As part of this technical demonstration, CBP is partnering with TSA to utilize international travelers’ photographs taken at TSA’s Terminal 7 international checkpoint to compare against travel document photographs.
(Learn More, courtesy of CBP, Bridget Bosch and YouTube)
“As we continue to deploy technical demonstrations, CBP is assessing the use of biometric technology as part of a future end-to-end process, from check-in to departure, in which travelers use biometrics instead of their boarding pass or ID throughout the security and boarding process,” said John Wagner, Deputy Executive Assistant Commissioner, Office of Field Operations.
“Expanding these demonstrations to the TSA process is the next step in CBP’s goal of transforming and improving air travel—making it smoother, seamless and more efficient for travelers—while also enhancing the security of the process.”
As in CBP’s current biometric exit technical demonstrations, CBP will use the flight manifests to build a photo gallery of travelers boarding international flights using travelers’ images from passports, visas, and other travel documents.
When travelers on outbound international flights reach the TSA ticket document checking podium, the TSA officer will review the traveler’s boarding pass and identity documents in accordance with TSA’s standard operating procedures and will then direct the traveler to a camera placed next to the podium.
After capturing the facial image, the traveler will proceed through the TSA security checkpoint and to their departure gate as usual.
CBP will use the facial images for analytical purposes only and all images will be deleted within 14 days.
CBP and TSA remain committed to protecting the privacy of all travelers.
CBP has deployed biometric technology at a single gate at eight U.S. international airports as part of the agency’s implementation of a biometric exit system.
CBP will implement an integrated biometric entry/exit process that provides significant benefits to air travel partners.

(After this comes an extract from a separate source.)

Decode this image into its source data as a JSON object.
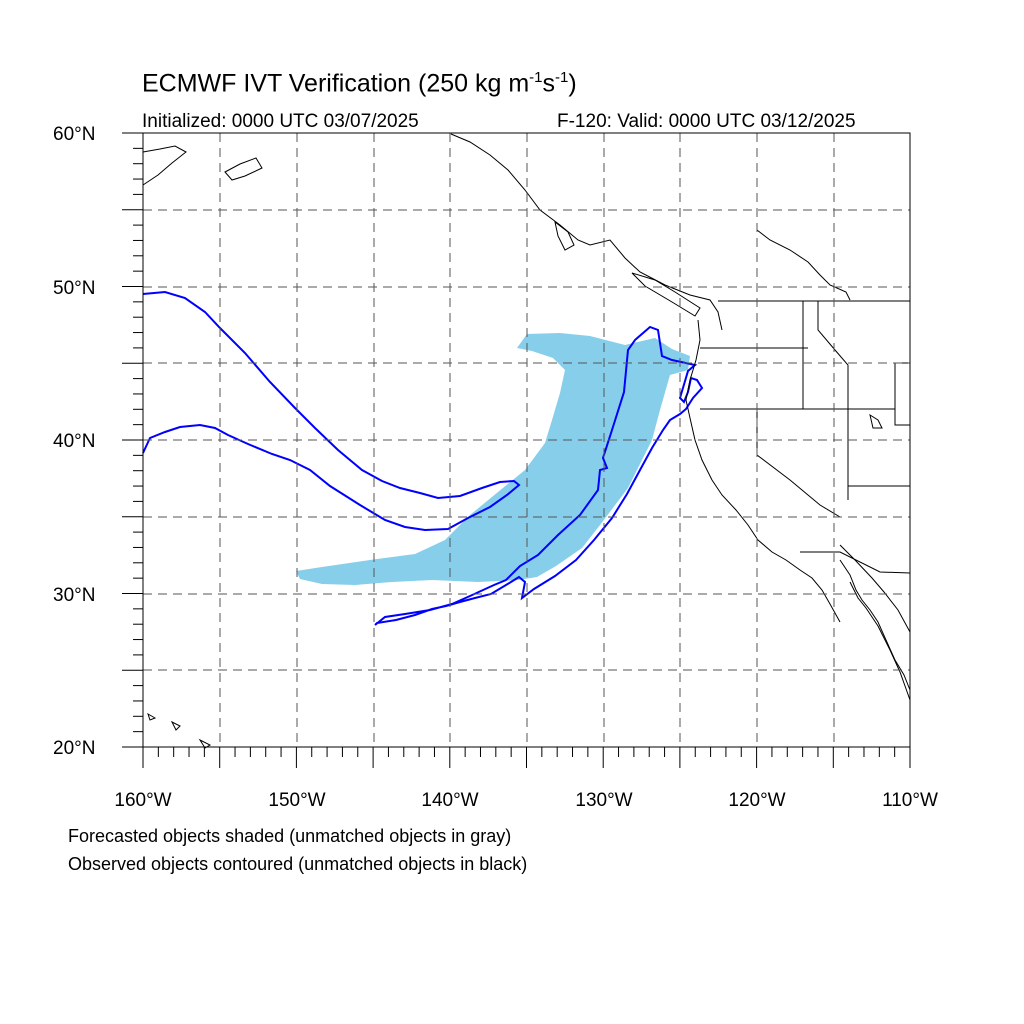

CBP Exit/Entry Program at a Glance
As the guardian of the nation’s borders, U.S. Customs and Border Protection (CBP) has a multi-layered mission and is a world-class law enforcement agency that adapts to counter new threats; protects the nation’s economic vitality; and manages increasing volumes of travel and trade to the United States.
Since 2013, CBP has been leading efforts to implement a biometric exit program at the nations ports of entry to meet the congressional mandate and ensure a seamless travel experience.
Beginning with the air environment, CBP will implement a biometric exit system that enhances security, minimizes the impact to travelers, controls costs, and safeguards privacy.
During the summer of 2017, CBP deployed technical demonstrations to confirm traveler identity through facial biometrics, at a number of U.S. airports.
These pilots built off the success of prior tests and expanded exit implementations through public-private partnerships.
Under these efforts, CBP is learning best practices for operations and integration into existing airline boarding processes as these processes vary from airport to airport.
As an example of CBP’s public-private partnerships, this pilot is collaborating with NEC Corporation of America, for their commercial-off-the-shelf (COTS) NeoFace® Express device and cloud-based NeoFace matching as key facial recognition components of a frictionless biometric exit process in Dulles International Airport.
(Learn More about NEC World’s No. 1 Face Recognition Solution, NeoFace. Courtesy of NEC Corporation and YouTube)
NEC Corporation’s face recognition technology recently achieved the highest performance evaluation in the recent Face in Video Evaluation (FIVE) performed by the U.S. National Institute of Standards and Technology (NIST).
The use of facial biometric technology has the potential to transform how travelers interact with airports, airlines and CBP—which has the potential to create a seamless travel process, improving both convenience and security.
Moving forward, CBP will continue to collaborate with the air travel industry and TSA to ensure the successful implementation of biometric exit; transform the entry process; and expand public-private partnerships, which will ultimately transform the overall passenger experience.